Acclaimed Canadian journalist Lyse Doucet OBE, OC was awarded a certificate of recognition by Southasia Peace Action Network for “courage, empathy, and acumen in reporting and educating on events in conflict zones in Southasia and the world over”.
The award was presented at the second anniversary of the Southasia Peace Action Network (Sapan) on 26 March 2023. This is the first award from the Sapan platform, initiated by Dr Tayyaba Hasan, PhD, a consummate scientist, globalist, humanitarian and mentor with a passion for social justice. She is a professor and award-winning scientist at Harvard and MIT universities doing ground-breaking work in the study of light in improving health and has over 300 publications and inventions to her credit.
“I am no journalist but I do follow world news avidly,” Dr Hasan said, talking about the “need to bring in and honour people who actually report and educate us from Southasia”.
The name that came to her mind was Lyse Doucet, the BBC’s chief international correspondent and senior presenter who presents on BBC World Service radio and BBC World News. She has reported from Tunisia, Egypt, Libya, Pakistan, Afghanistan, Iran, Jordan, Syria and India, including memorable reports from Kabul Airport in August 2021 after the withdrawal of US and coalition forces and the takeover of Afghanistan by the Taliban.

Doucet has won several awards for journalism and has earned over 17 honorary doctorates from reputed universities in Canada and UK. She is a trustee of the nonprofit Friends of Aschiana UK, which supports street children in Afghanistan, and has chosen to donate her honorarium of $1000 from Dr Hasan to the foundation.
Lyse Doucet joined the Sapan event from Brazil. “It’s a great honour for me to receive this award… I’m glad to be part of this new history of Sapan and of the Sapan community as it launches its new website, Sapan News.”
She referred to Sapan founder-curator Beena Sarwar’s speech a few days earlier at the Razia Bhatti Memorial Lecture, and said she agreed with Beena that the job of a journalist and an activist can often be the same, including asking uncomfortable questions and also providing the right context.
“As Sapan has been emphasising and highlighting, [there needs to be] an emphasis on peace, dialogue and human rights – whether it’s the Southasia region, or the Middle East or Ukraine where I spent a lot of my time in the past year and a half.

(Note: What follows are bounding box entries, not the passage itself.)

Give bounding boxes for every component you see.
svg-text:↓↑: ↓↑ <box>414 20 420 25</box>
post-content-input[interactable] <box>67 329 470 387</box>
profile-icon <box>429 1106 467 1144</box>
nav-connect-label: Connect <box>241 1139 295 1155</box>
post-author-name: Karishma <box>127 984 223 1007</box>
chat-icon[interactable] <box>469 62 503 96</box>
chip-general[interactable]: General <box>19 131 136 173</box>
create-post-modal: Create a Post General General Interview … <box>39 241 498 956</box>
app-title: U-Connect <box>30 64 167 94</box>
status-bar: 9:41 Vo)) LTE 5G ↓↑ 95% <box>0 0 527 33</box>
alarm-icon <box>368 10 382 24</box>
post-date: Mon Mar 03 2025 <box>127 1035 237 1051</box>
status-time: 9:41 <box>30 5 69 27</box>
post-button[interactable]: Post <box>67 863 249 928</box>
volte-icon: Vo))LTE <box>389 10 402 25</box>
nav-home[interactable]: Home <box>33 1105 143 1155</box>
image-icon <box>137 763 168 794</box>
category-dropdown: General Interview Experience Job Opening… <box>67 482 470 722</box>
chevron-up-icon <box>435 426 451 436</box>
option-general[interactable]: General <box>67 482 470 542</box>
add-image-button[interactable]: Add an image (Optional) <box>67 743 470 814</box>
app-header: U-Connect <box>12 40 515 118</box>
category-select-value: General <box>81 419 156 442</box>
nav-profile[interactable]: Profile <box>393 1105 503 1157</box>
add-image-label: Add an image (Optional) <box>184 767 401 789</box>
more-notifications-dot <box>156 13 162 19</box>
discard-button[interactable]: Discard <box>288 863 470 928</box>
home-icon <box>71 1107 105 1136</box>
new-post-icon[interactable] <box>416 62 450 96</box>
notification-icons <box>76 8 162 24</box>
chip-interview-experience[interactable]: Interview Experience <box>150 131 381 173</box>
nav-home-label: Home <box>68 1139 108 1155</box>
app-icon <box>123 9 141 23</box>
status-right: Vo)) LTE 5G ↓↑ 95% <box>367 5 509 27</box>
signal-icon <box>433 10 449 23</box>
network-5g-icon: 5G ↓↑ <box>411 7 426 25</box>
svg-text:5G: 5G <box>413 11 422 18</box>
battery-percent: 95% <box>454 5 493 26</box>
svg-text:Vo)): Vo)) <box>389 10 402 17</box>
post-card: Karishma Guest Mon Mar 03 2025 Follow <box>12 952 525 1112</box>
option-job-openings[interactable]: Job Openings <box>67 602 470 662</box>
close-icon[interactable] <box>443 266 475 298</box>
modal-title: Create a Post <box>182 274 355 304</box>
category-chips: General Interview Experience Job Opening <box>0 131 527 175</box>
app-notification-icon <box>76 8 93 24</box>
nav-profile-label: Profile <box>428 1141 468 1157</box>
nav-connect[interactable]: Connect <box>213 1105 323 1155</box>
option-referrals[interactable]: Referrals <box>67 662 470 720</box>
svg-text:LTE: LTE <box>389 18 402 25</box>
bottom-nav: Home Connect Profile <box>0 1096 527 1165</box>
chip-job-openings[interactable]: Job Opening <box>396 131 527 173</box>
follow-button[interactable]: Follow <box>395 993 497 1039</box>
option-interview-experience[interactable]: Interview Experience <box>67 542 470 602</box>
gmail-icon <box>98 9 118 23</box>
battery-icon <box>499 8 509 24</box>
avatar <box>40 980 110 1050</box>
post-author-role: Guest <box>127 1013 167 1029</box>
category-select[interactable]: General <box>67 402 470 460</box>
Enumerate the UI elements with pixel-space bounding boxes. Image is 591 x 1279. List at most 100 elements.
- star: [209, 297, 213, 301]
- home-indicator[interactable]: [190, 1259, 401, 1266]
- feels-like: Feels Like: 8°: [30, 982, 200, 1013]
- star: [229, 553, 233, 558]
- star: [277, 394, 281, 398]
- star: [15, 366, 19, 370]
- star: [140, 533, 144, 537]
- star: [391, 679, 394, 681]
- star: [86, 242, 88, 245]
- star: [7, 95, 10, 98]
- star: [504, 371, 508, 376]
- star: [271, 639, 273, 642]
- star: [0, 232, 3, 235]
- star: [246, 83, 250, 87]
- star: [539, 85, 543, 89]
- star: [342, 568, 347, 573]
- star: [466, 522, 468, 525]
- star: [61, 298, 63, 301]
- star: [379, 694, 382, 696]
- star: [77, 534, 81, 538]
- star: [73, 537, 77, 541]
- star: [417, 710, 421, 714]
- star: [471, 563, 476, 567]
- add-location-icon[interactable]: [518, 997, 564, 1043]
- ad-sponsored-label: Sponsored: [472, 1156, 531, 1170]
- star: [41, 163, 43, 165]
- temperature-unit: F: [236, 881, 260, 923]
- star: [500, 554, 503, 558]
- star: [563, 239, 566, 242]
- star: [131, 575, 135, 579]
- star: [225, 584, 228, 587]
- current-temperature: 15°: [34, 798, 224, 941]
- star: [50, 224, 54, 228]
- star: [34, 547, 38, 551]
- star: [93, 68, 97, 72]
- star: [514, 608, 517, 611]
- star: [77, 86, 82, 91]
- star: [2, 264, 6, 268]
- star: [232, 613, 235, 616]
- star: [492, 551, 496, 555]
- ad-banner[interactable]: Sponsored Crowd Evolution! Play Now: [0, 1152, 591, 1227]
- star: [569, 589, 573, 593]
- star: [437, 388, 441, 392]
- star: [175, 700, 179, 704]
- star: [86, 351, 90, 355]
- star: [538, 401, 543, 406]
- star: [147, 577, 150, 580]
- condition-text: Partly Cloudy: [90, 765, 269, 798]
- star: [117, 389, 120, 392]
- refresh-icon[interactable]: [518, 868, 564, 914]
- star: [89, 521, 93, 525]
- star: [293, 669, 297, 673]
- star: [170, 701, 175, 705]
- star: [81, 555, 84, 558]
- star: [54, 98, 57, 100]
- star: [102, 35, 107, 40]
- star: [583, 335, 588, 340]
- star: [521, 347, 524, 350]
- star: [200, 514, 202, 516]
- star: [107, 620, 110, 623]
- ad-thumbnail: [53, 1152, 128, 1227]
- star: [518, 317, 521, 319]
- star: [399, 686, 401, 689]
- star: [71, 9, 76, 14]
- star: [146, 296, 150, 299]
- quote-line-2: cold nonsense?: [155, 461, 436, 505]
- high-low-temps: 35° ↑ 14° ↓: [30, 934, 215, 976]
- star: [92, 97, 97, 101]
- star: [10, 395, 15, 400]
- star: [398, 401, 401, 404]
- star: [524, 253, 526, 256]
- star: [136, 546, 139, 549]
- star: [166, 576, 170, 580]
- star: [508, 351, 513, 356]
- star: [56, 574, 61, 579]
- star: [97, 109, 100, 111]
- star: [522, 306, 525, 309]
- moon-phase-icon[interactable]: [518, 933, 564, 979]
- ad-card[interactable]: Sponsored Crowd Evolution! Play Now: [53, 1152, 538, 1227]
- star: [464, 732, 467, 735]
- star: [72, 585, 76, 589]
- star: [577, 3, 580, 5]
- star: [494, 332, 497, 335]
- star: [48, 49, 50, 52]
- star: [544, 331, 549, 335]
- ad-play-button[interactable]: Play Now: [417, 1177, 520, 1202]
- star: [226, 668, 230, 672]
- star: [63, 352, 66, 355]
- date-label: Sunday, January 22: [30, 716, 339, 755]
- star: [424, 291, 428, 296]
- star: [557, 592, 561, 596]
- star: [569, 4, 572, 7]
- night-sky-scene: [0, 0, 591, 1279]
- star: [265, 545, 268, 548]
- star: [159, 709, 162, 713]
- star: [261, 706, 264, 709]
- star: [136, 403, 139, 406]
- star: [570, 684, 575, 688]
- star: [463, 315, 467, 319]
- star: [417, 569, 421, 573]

There is such a profound yearning for peace and justice,” Doucet said.

She also spoke of a growing need for truthful, fact-based journalism. “I know that is a very loaded kind of concept – I know many of you are thinking, well, what are the facts, what do we talk about truth and whom can we trust?”
She admitted that the first time she questioned the truth was while living and reporting from Pakistan in the late 1980s and early 1990s. “We live in a very paradoxical world today,” she said, speaking of the dazzling changes in technology and communication since then. “There’s so much information but also misinformation, manipulation and misunderstanding.”
She celebrated the launch of a separate website for Southasia Peace Action Network’s news syndication service, Sapan News, which was made possible with the help of the Poynter Institute’s Media Transformation Challenge 2023 where Beena is a Fellow.
While graciously accepting the first award from the Sapan platform, she added, “I look forward to the years to come when other journalists from the region will step up and be honoured in the same vein.”
This is a Sapan News syndicated feature. Lead photo: Amanda Benson
Note on Southasia as one word: Following the lead of Himal Southasian, Sapan News Network uses ‘Southasia’ as one word, “seeking to restore some of the historical unity of our common living space, without wishing any violence on the existing nation states”. Writing Sapan like this rather than all caps makes it a word that means ‘dream’.